Victoria Weisfeld This 2010 biopic—directed by comic book artist Joann Sfar, who wrote the script with Isabel Ribis based on Sfar's graphic novel—came across every bit as messy and undisciplined as its subject's life. Serge Gainsbourg (played beautifully by Eric Elmosnino) was a French painter and highly successful musician and songwriter of the 1960s and 1970s, who is considered a leading, if occasionally scandalizing, figure in French pop music. Sfar gives Gainsbourg an imaginary alter-ego (La Gueule, played in a cartoonish mask by Doug Jones) who at first is his cheerleader, encouraging him to create and perform, but who comes to be a darker force, egging on his bad behavior. (It's somewhat reminiscent of how Michael Keaton was dogged by his former self in Birdman.) Meanwhile, Gainsbourg bounces from one love affair to another and in and out of marriage, having notable liaisons with Brigitte Bardot, Juliette Gréco, and a ten-year relationship with British actress Jane Birkin. His time is spent at the piano writing songs for his lovers and smoking thousands of cigarettes. The movie credits are charming and undoubtedly reflected the talents and eye of Sfar, and the early scenes of the movie about Gainsbourg when he was a precocious young boy (before he changed his name from Lucien Ginsburg), defiantly wearing his yellow star, are charming. But, in a rare concession to boredom, I abandoned the movie after an hour and a half, missing the artist's final downward spiral and his popular reggae period, too. Not to mention the heroic of the film's title.
Starfield Indie This is an outstandingly original film.The performances across the board are superb, the story, for all it's wildly tangential aesthetics engages and often grips.But most of all, its dark exuberance makes it oddly joyful driving the viewer open to it into Gainsbourgs' frame of mind. Imaginative use (SPOILER ALERT) of his haunting if surreal alter ego. In fact this overtly comic-like and "unreal" wilful cipher for Gainsbourg trumps the great risk of turning the picture into farce, and instead brings us closer to the humanity, inner conflict and creative insights of the artist in evolution.I strongly recommend it.

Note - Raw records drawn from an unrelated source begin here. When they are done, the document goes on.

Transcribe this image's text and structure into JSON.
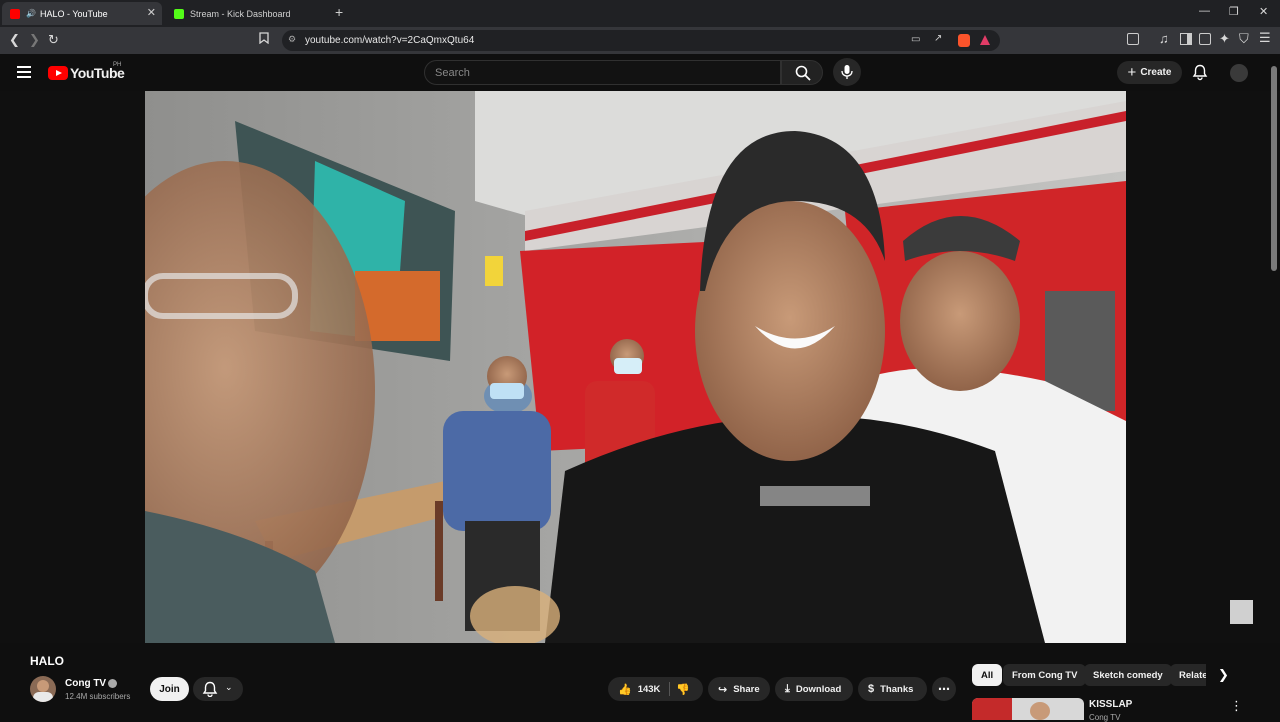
{
  "browser": {
    "tabs": [
      {
        "label": "HALO - YouTube",
        "active": true,
        "favicon_color": "#ff0000"
      },
      {
        "label": "Stream - Kick Dashboard",
        "active": false,
        "favicon_color": "#53fc18"
      }
    ],
    "url": "youtube.com/watch?v=2CaQmxQtu64"
  },
  "youtube": {
    "logo_text": "YouTube",
    "country_code": "PH",
    "search_placeholder": "Search",
    "create_label": "Create"
  },
  "video": {
    "title": "HALO",
    "channel": "Cong TV",
    "subscribers": "12.4M subscribers",
    "join_label": "Join",
    "likes": "143K",
    "share_label": "Share",
    "download_label": "Download",
    "thanks_label": "Thanks"
  },
  "sidebar": {
    "chips": [
      "All",
      "From Cong TV",
      "Sketch comedy",
      "Relate"
    ],
    "recommendation": {
      "title": "KISSLAP",
      "channel": "Cong TV"
    }
  }
}
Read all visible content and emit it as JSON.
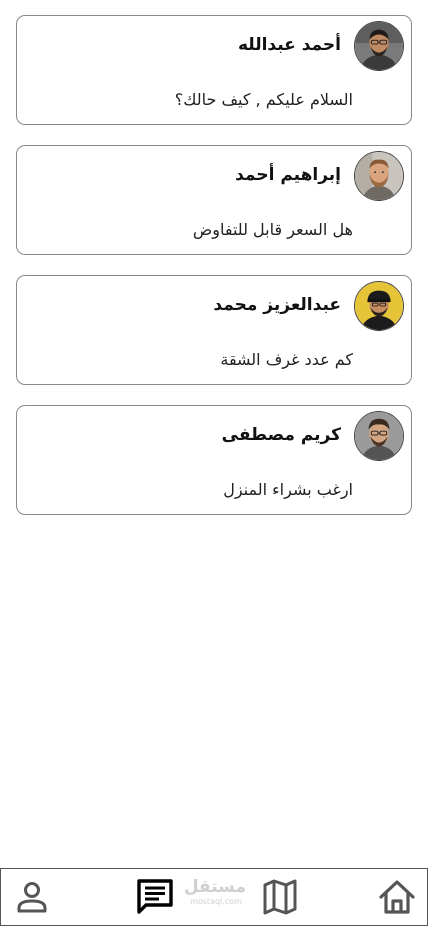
{
  "chats": [
    {
      "name": "أحمد عبدالله",
      "message": "السلام عليكم , كيف حالك؟",
      "avatar": "avatar-glasses-man"
    },
    {
      "name": "إبراهيم أحمد",
      "message": "هل السعر قابل للتفاوض",
      "avatar": "avatar-bearded-man"
    },
    {
      "name": "عبدالعزيز محمد",
      "message": "كم عدد غرف الشقة",
      "avatar": "avatar-cap-man"
    },
    {
      "name": "كريم مصطفى",
      "message": "ارغب بشراء المنزل",
      "avatar": "avatar-young-man"
    }
  ],
  "watermark": {
    "arabic": "مستقل",
    "latin": "mostaql.com"
  },
  "nav": {
    "items": [
      "person-icon",
      "chat-icon",
      "map-icon",
      "home-icon"
    ],
    "active": "chat-icon"
  },
  "colors": {
    "border": "#8a8a8a",
    "text": "#111111",
    "icon_inactive": "#555555",
    "icon_active": "#000000",
    "watermark": "#cfcfcf"
  }
}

GD Cugham 'Gainsbourg' is both a natural history of the man portrayed and the idea of the man. The brilliant use of creature effects in the make-up of Doug Jones - 'Pan' from 'Pan's Labyrinth' is a multi-layered touch, not enforcing an opinion of Serge upon the audience as such a trick might, but illustrating several things Gainsbourg triumphed over. All of these were his "self". He embraced and made his own the negative and positive appraisals people made of him, could deflect his enemies as well as magnetise friends and lovers. There were many lovers.Bardot is present and accounted for and her portrayal here does little to shift the notion that she was a muse for artists who lusted after her rather than be a truly great artist herself. A panoply of women passed through Gainsbourg's bed linen, but it is his soul mate, Jane Birkin, who provides the beating heart of the film.Portrayed almost chillingly by the late British actress Lucy Gordon, Birkin is first portrayed as the eternal little girl found and nurtured into womanhood by Gainsbourg - with all the ponderous ambiguity that entails - only to become the "adult" in the relationship, she realizing that Gainsbourg's talent, gift and curse was that he was an eternal little boy. His years basking in his legendary status in the 1980s, for which he was repudiated and gained another reputation outside France as a "dirty old man" (ask Whitney Houston... no, he apologised for that on the same chat show though that apology is rarely seen) retain the wistful whimsy of the former half of the film, but do seem a touch like an afterthought. Overall you are left with the sense that this was a man who lived, who was a misogynist who prized women, an artist whose upbringing was comfortable yet whose spirit could play the scale of emotions on heart strings; whose very charisma could melt his enemies' ire.If 'Initial BB' doesn't become the new French national anthem by the end of the year I will be disappointed.